Disons que c’est un glissement de la langue,
comme un pied glisse sur une peau de banane. On ne
tombe pas toujours, et bravo à celui qui sait rétablir
prestement l’équilibre. Au mot attendu s’est substitué
un autre. A vrai dire c’est une éclipse, parfois momentanée, parfois durable, d’un mot. On a l’impression que le mot que nous attendions a disparu de la
surface de la terre, qu’il a été comme englouti. Il me
vient à l’esprit ces dessins animés où l’on trouve de
nombreux exemples de disparitions dans un trou de
lapin ! Le mot disparu sera vite remplacé par un autre
(un sosie, un travesti) qui lui ressemble. Je pense à ces
films où l’action a lieu dans un musée par exemple.

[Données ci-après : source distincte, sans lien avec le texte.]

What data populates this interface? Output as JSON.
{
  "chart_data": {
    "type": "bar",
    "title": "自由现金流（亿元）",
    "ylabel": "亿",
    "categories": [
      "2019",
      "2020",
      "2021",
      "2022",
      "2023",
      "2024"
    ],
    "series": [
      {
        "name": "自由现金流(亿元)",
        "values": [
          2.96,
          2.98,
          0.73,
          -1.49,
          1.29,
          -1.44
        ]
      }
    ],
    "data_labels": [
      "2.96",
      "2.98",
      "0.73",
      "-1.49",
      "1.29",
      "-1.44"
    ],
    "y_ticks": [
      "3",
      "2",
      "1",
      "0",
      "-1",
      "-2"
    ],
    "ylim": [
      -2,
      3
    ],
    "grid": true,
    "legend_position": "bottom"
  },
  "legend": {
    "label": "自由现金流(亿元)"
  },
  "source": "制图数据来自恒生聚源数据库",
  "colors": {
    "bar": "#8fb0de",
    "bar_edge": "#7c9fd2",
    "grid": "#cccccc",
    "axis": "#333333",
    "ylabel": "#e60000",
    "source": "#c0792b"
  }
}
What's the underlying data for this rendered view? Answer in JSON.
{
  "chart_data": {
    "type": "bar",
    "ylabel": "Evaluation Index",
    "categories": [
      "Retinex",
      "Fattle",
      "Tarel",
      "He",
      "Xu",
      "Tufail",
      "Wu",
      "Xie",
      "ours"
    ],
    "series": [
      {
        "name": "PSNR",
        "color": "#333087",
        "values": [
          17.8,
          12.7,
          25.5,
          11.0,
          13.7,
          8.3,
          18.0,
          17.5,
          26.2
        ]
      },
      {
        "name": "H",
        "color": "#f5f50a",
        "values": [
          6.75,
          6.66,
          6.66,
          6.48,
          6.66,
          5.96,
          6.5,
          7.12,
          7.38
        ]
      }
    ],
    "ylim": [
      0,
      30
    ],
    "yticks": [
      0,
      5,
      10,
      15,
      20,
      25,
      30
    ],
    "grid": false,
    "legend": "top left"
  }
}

Une pierre précieuse est soustraite, et une autre
pierre, celle-là non-authentique, prend sa place. C’est
toujours un exploit de professionnels, et c’est toujours vite fait, bien fait, et de manière impeccable : ni
vu, ni connu.
Quand un intrus prend la place d’un invité, c’est
généralement vexant. M. Lebrun s’adressait à un large
public via la télévision pour présenter la crème
obtenue au bout d’un an de travail. Or sa mission
semble avoir été sabotée. Même si sa mimique n’en a
rien trahi, son hésitation entre les deux dates avait
quelque chose de vexant. S’il ne le sait pas, je tiens à
le lui assurer. Il y a eu ce soir-là beaucoup de gens à
l’avoir écouté. On a dû remarquer son quasi-lapsus.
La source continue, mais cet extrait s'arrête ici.